The “bread-in-five-minutes-a-day” juggernaut launched nine years ago by Jeff Hertzberg and Zoë François continues with the recent release of “The New Healthy Bread in Five Minutes a Day.”
It’s an updated version of their 2009 book, which followed their 2007 debut cookbook, “Artisan Bread in Five Minutes a Day.” We asked Hertzberg who, like François, lives in Minneapolis, whether he imagined he’d still be writing about dough.
“No, of course not,” he said, laughing. “My philosophy was that no one should expect a book by unknown authors to do well, but that if we could get the word out, we’d have a chance.”
The word got out. Suddenly, people wary of baking bread were succeeding with a dough that could be refrigerated for two weeks and baked at will.
Today, he said, the five titles in the series have sold 715,000 copies. “We thought we’d sell 5,000.”
Q: So, why such success?
A: It was a combination of baby boomers who remember what bread tasted like before everyone bought it in the grocery store, and younger people who didn't think that the traditional method of baking worked in their busy lives.
But I also have to say, “Don’t overdo it with bread.” That’s a big carbohydrate source. You’ve got to be moderate with it. If you’re polishing off a loaf every night between two people, that’s too much.
Q: That's unexpectedly frank advice, coming from an author of a bread cookbook. Must be the doctor talking? (Hertzberg is a physician.)
A: That is the doctor talking, yes. We wanted to give people control over ingredients, control over portion size. And then we wanted to explore healthier ingredients. But my philosophy is everything in moderation, including moderation. Bread and desserts can be part of a healthy lifestyle.
Q: People are trying ingredients that were little-known a decade ago — Kamut, coconut oil, sprouted wheat. How did you sort out what is honestly healthier and what is merely trendy?
A: Well, I'm going to be frank again. There's very little scientific proof about exactly which flours are healthier. I use organic a lot, but I don't have absolute proof that it's healthier. But if you're concerned about additives used during its growth, by all means use it.
In a similar way, nobody was talking about coconut oil or flaxseed oil when the first book came out. What I tell people is that any fat source that’s melted when at room temperature works just fine. I use olive oil most of the time. It’s one that pretty much everyone agrees is a good fat. And avocado oil — I’d make the health claim that it’s better than butter.
Now, coconut oil — some claim it’s healthier. I don’t know. But it lends great flavor to sweeter breads. We don’t shun anything. I mean, we have butter in this book.
Q: Can a new bread baker jump into this book even with its more complex flours?
A: If you start with the master recipe for whole-grain flour on page 81 and do it exactly as written, you'll learn what a properly mixed dough is supposed to feel like, using standard supermarket whole-wheat flours like Gold Medal and Pillsbury. They have consistent protein levels, so they don't require making different water adjustments. Then once you know how wet the dough is supposed to feel, you can start to work with wheat variants — spelt, emmer, Kamut.

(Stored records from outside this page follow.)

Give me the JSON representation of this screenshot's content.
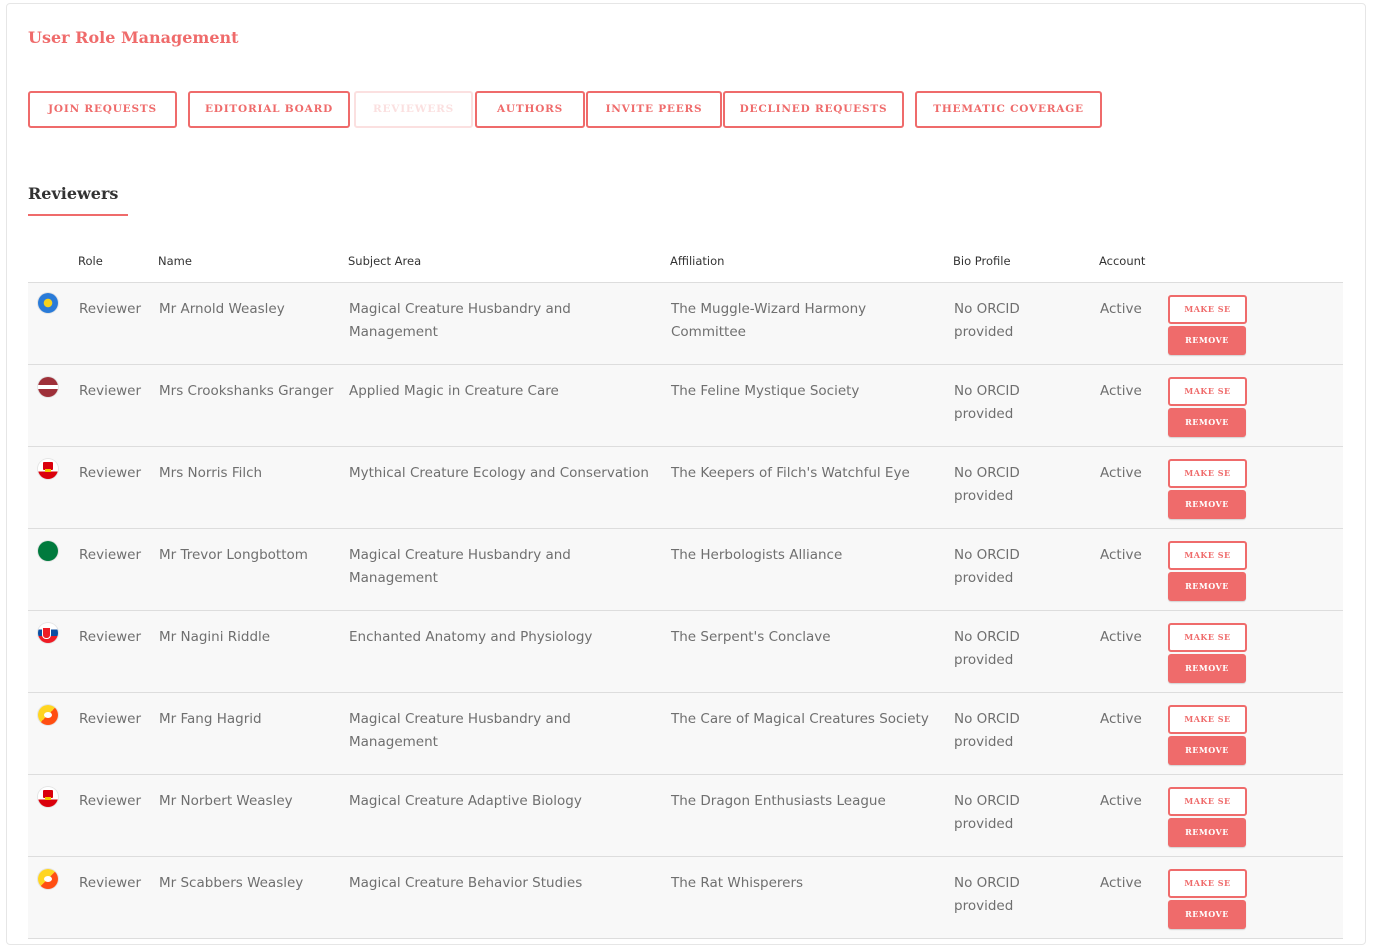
{
  "page_title": "User Role Management",
  "tabs": [
    {
      "label": "JOIN REQUESTS",
      "active": false
    },
    {
      "label": "EDITORIAL BOARD",
      "active": false
    },
    {
      "label": "REVIEWERS",
      "active": true
    },
    {
      "label": "AUTHORS",
      "active": false
    },
    {
      "label": "INVITE PEERS",
      "active": false
    },
    {
      "label": "DECLINED REQUESTS",
      "active": false
    },
    {
      "label": "THEMATIC COVERAGE",
      "active": false
    }
  ],
  "section_title": "Reviewers",
  "table": {
    "headers": {
      "role": "Role",
      "name": "Name",
      "subject": "Subject Area",
      "affiliation": "Affiliation",
      "bio": "Bio Profile",
      "account": "Account"
    },
    "rows": [
      {
        "flag": "flag-icon-circle-blue-yellow",
        "role": "Reviewer",
        "name": "Mr Arnold Weasley",
        "subject": "Magical Creature Husbandry and Management",
        "affiliation": "The Muggle-Wizard Harmony Committee",
        "bio": "No ORCID provided",
        "account": "Active",
        "make_label": "MAKE SE",
        "remove_label": "REMOVE"
      },
      {
        "flag": "flag-icon-latvia",
        "role": "Reviewer",
        "name": "Mrs Crookshanks Granger",
        "subject": "Applied Magic in Creature Care",
        "affiliation": "The Feline Mystique Society",
        "bio": "No ORCID provided",
        "account": "Active",
        "make_label": "MAKE SE",
        "remove_label": "REMOVE"
      },
      {
        "flag": "flag-icon-gibraltar",
        "role": "Reviewer",
        "name": "Mrs Norris Filch",
        "subject": "Mythical Creature Ecology and Conservation",
        "affiliation": "The Keepers of Filch's Watchful Eye",
        "bio": "No ORCID provided",
        "account": "Active",
        "make_label": "MAKE SE",
        "remove_label": "REMOVE"
      },
      {
        "flag": "flag-icon-seychelles",
        "role": "Reviewer",
        "name": "Mr Trevor Longbottom",
        "subject": "Magical Creature Husbandry and Management",
        "affiliation": "The Herbologists Alliance",
        "bio": "No ORCID provided",
        "account": "Active",
        "make_label": "MAKE SE",
        "remove_label": "REMOVE"
      },
      {
        "flag": "flag-icon-slovakia",
        "role": "Reviewer",
        "name": "Mr Nagini Riddle",
        "subject": "Enchanted Anatomy and Physiology",
        "affiliation": "The Serpent's Conclave",
        "bio": "No ORCID provided",
        "account": "Active",
        "make_label": "MAKE SE",
        "remove_label": "REMOVE"
      },
      {
        "flag": "flag-icon-bhutan",
        "role": "Reviewer",
        "name": "Mr Fang Hagrid",
        "subject": "Magical Creature Husbandry and Management",
        "affiliation": "The Care of Magical Creatures Society",
        "bio": "No ORCID provided",
        "account": "Active",
        "make_label": "MAKE SE",
        "remove_label": "REMOVE"
      },
      {
        "flag": "flag-icon-gibraltar",
        "role": "Reviewer",
        "name": "Mr Norbert Weasley",
        "subject": "Magical Creature Adaptive Biology",
        "affiliation": "The Dragon Enthusiasts League",
        "bio": "No ORCID provided",
        "account": "Active",
        "make_label": "MAKE SE",
        "remove_label": "REMOVE"
      },
      {
        "flag": "flag-icon-bhutan",
        "role": "Reviewer",
        "name": "Mr Scabbers Weasley",
        "subject": "Magical Creature Behavior Studies",
        "affiliation": "The Rat Whisperers",
        "bio": "No ORCID provided",
        "account": "Active",
        "make_label": "MAKE SE",
        "remove_label": "REMOVE"
      }
    ]
  },
  "colors": {
    "accent": "#ef6b6b",
    "row_bg": "#f8f8f8",
    "text_muted": "#6f6f6f"
  }
}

Q: Which new ingredient, or discovered ingredient, most delighted you?
A: It's kind of a geeky thing to be most delighted by this, but spelt flour worked absolutely as well as regular whole-wheat flour. I thought it would be much denser, but it's not, and has delicious flavor.
But what’s closer to white flour than any wheat I’ve tried is Kamut. We used Bob’s Red Mill Kamut flour, and it’s better than white whole-wheat. If you’re trying to please kids raised on white bread, Kamut is the way to go.
Q: You step a few minutes beyond five with a chapter of sourdough recipes.
A: Yeah, it's more like a five-day process to make a sourdough starter. But what I found in experimenting is that sourdough is much more forgiving than other books claim it is.
Q: What's next?
A: We're working on a holiday and celebration breads book in five minutes a day, working with enriched bread and trying to capture as many traditions as we can. Come to the website (artisanbreadinfive.com) and make suggestions about your traditional breads. The book will come out in a little under two years.